Sorghum is the fifth most produced grain globally and due to its inherent drought tolerance, short growing season, and relatively low cost of production, interest in growing the crop is increasing.
What is Sorghum?
Sorghum is a grass species crop similar in appearance to grain maize and is grown both as a forage crop for animal feed and a seed crop for food.
One species of sorghum called sorghum bicolour is an important crop grown worldwide, with a range of end uses including food as a grain or as sorghum molasses, feed for animals, and in the production of alcohol and biofuels.
How is sorghum grown?
Sorghum for grain can be grown in a similar way to corn, using commercial corn planters at a depth of 2-5cm and at a population of between 50,000 and 300,000 seeds per hectare depending on row spacing and soil fertility.
Sorghum likes the heat, requiring an average temperature of at least 25°C to maximise yield and thrives in daytime temperatures of at least 30°C, when many other temperate crops start to struggle.
The downside is that night-time temperatures below 13°C for more than a few days can really impact on the plants’ potential yield which limits the location and planting dates.
Sorghum is a competitive crop, particularly when planted in narrow rows, and does well to out-compete weeds.
It produces and releases a chemical compound from its roots, called sorgoleone, which inhibits the growth of the surrounding weeds, like a natural herbicide.
Where is sorghum grown?
By area, more than 90% of the world’s sorghum can be found in developing countries, mainly in Africa and Asia.
By production, the USA currently leads with an annual output of around 9 million metric tonnes, followed by Nigeria (6.9MMT), Ethiopia (5.0MMT) and Mexico (5.0MMT), India (4.5MMT), and China (3.6MMT).
Production by country is likely to change as farmers hit hardest by climate change and a reduction in rainfall look to replace maize with drought-resistant sorghum.
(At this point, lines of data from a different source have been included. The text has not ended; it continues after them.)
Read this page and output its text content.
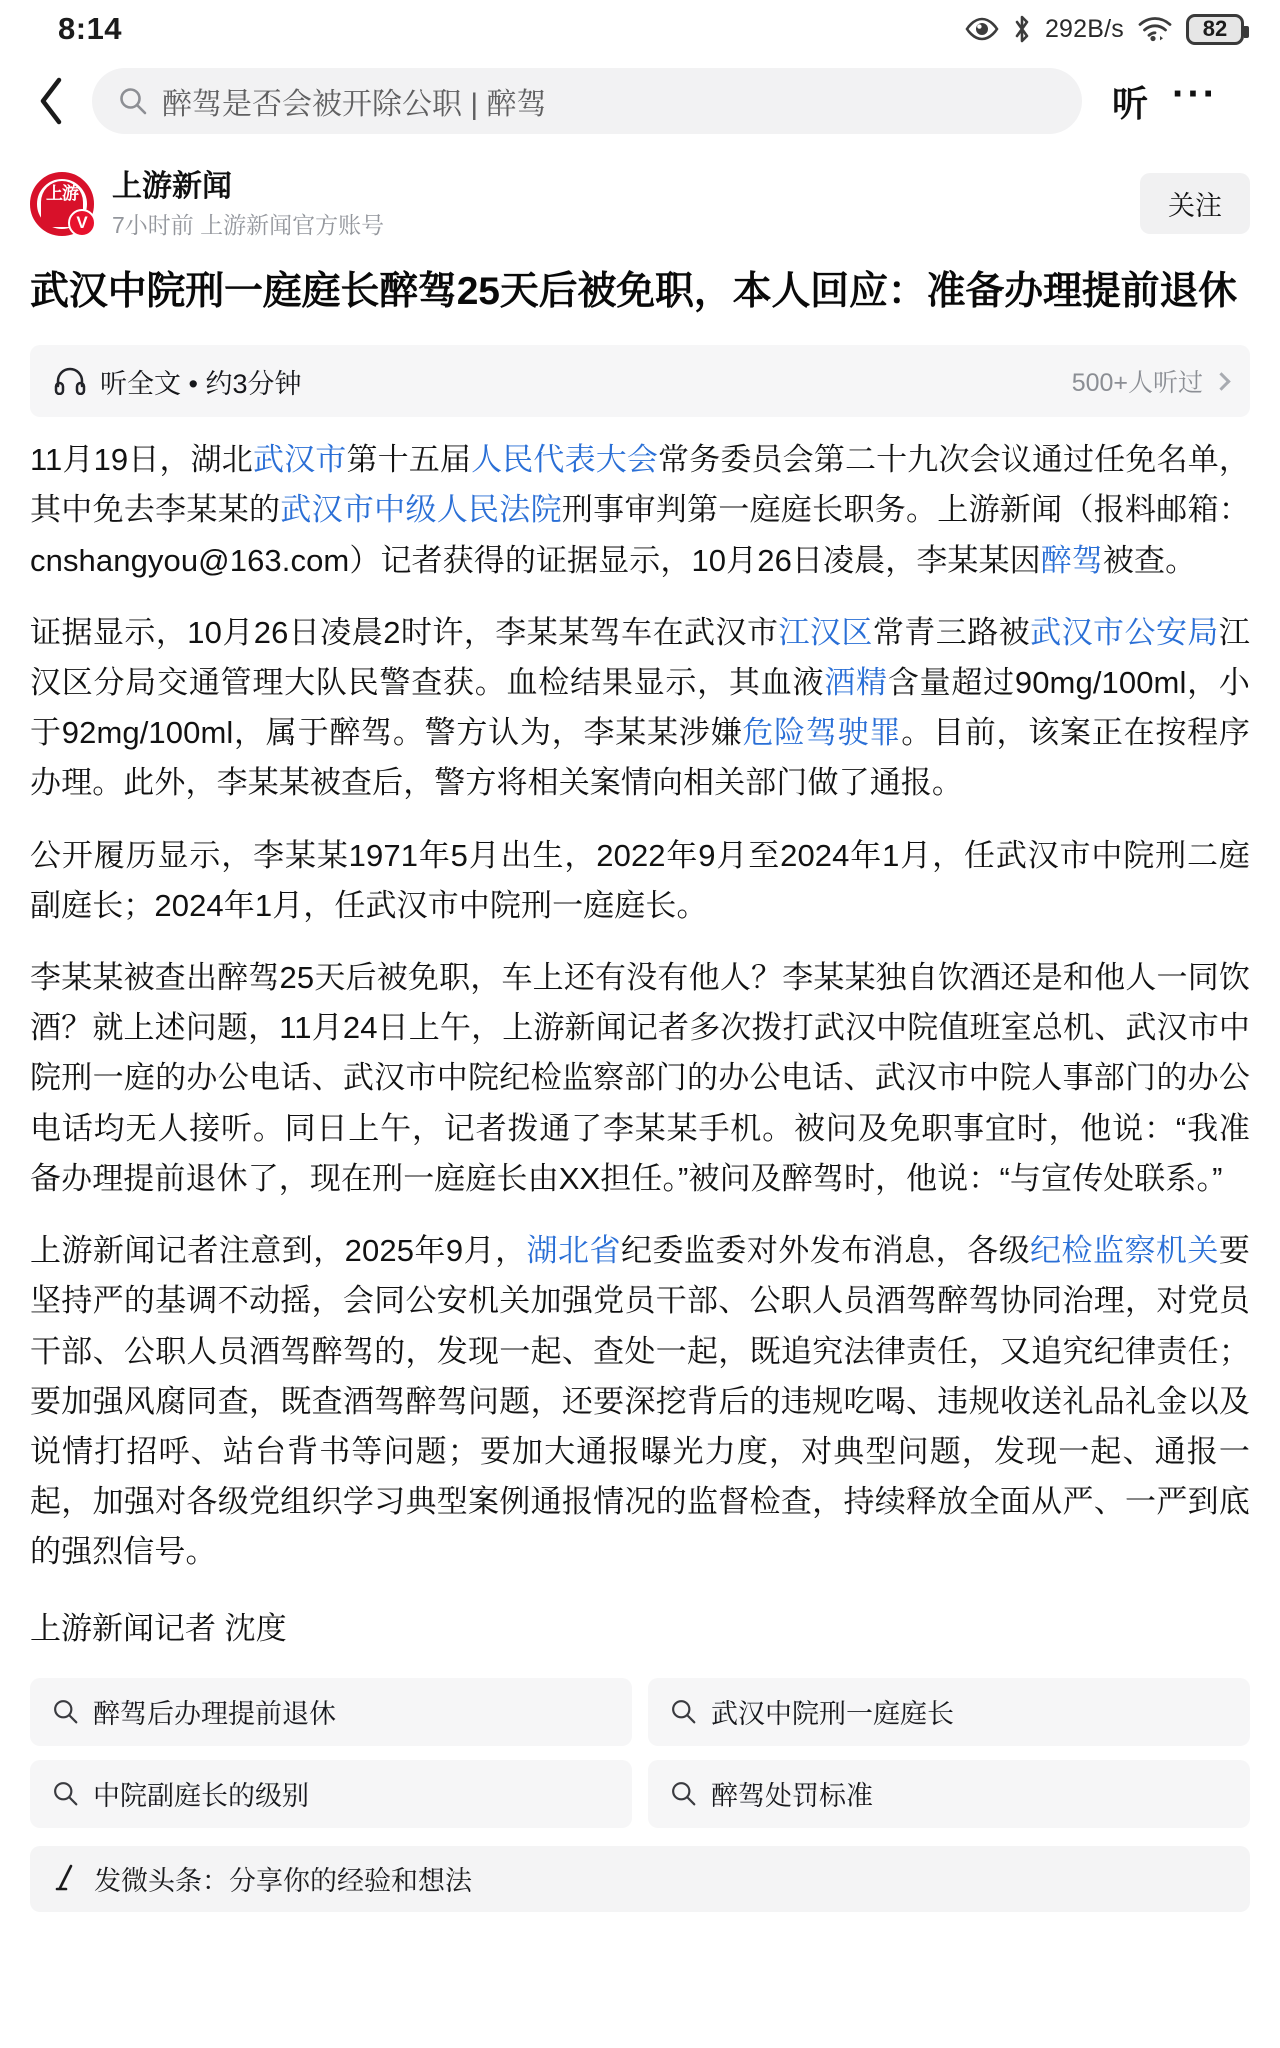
8:14	292B/s	82
醉驾是否会被开除公职 | 醉驾	听 ···
上游
V
上游新闻
7小时前 上游新闻官方账号
关注
武汉中院刑一庭庭长醉驾25天后被免职，本人回应：准备办理提前退休
听全文 • 约3分钟	500+人听过

11月19日，湖北武汉市第十五届人民代表大会常务委员会第二十九次会议通过任免名单，其中免去李某某的武汉市中级人民法院刑事审判第一庭庭长职务。上游新闻（报料邮箱：cnshangyou@163.com）记者获得的证据显示，10月26日凌晨，李某某因醉驾被查。

证据显示，10月26日凌晨2时许，李某某驾车在武汉市江汉区常青三路被武汉市公安局江汉区分局交通管理大队民警查获。血检结果显示，其血液酒精含量超过90mg/100ml，小于92mg/100ml，属于醉驾。警方认为，李某某涉嫌危险驾驶罪。目前，该案正在按程序办理。此外，李某某被查后，警方将相关案情向相关部门做了通报。

公开履历显示，李某某1971年5月出生，2022年9月至2024年1月，任武汉市中院刑二庭副庭长；2024年1月，任武汉市中院刑一庭庭长。

李某某被查出醉驾25天后被免职，车上还有没有他人？李某某独自饮酒还是和他人一同饮酒？就上述问题，11月24日上午，上游新闻记者多次拨打武汉中院值班室总机、武汉市中院刑一庭的办公电话、武汉市中院纪检监察部门的办公电话、武汉市中院人事部门的办公电话均无人接听。同日上午，记者拨通了李某某手机。被问及免职事宜时，他说：“我准备办理提前退休了，现在刑一庭庭长由XX担任。”被问及醉驾时，他说：“与宣传处联系。”

上游新闻记者注意到，2025年9月，湖北省纪委监委对外发布消息，各级纪检监察机关要坚持严的基调不动摇，会同公安机关加强党员干部、公职人员酒驾醉驾协同治理，对党员干部、公职人员酒驾醉驾的，发现一起、查处一起，既追究法律责任，又追究纪律责任；要加强风腐同查，既查酒驾醉驾问题，还要深挖背后的违规吃喝、违规收送礼品礼金以及说情打招呼、站台背书等问题；要加大通报曝光力度，对典型问题，发现一起、通报一起，加强对各级党组织学习典型案例通报情况的监督检查，持续释放全面从严、一严到底的强烈信号。

上游新闻记者 沈度

醉驾后办理提前退休	武汉中院刑一庭庭长
中院副庭长的级别	醉驾处罚标准
发微头条：分享你的经验和想法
How much sorghum is grown?
In 2019 the USDA forecast global production of sorghum will reach around 59 million metric tonnes.
Over the last seven years, global production has fluctuated between 57MMT to 66MMT.
Between 2013 and 2015, global demand for sorghum increased dramatically driven largely by China who began to buy US sorghum to use as livestock feed as a replacement for domestically grown corn.
Global demand and consequently production have fallen since 2015 to the current level.
What is the future for sorghum?
There are a number of issues that may influence the future use, demand and production of sorghum, here are a few key points:
Globally, China is expected to be a key driver in demand for sorghum as their feed sector starts using more of the crop as a lower-cost substitute for corn.
Currently, over 80% of the sorghum imported into China is used to produce animal feed.
Sorghum has a much higher (3X) tolerance to drought than corn.
Production will likely increase in regions that are experiencing an increase in drought as a result of climate change.
Sorghum has a smaller leaf to root ratio than other crops.
It also has an extensive root system, smaller stomata, a heavy wax layer, and specialised cells on the leaf to facilitate leaf curling under stress, all of which allow it to take up water and hold on to it more efficiently.
An increase in the diagnosis of celiac disease has led to strong growth in the gluten-free market.
Sorghum is a key component in gluten-free foods.
Sorghum is a whole grain that provides many other nutritional benefits.
Sorghum has an edible hull (unlike some other grains) and retains the majority of its nutrients.
Some sorghums are high in antioxidants, which are believed to help lower the risk of cancer, diabetes, heart disease and some neurological diseases.
The wax surrounding sorghum grain contains compounds that may have a positive impact on human cardiac health.
|Non-GMO||Sorghum is bred using hybrid seeds and does not contain traits introduced through biotechnology, an important consideration in some markets.|
Globally, sorghum yields well below its potential.
The average yield of sorghum is often below 2.0MT/HA.
With improved varieties and agronomy, yields of 5.0-6.0MT/HA are readily achievable and yields in excess of 12MT/HA have been achieved.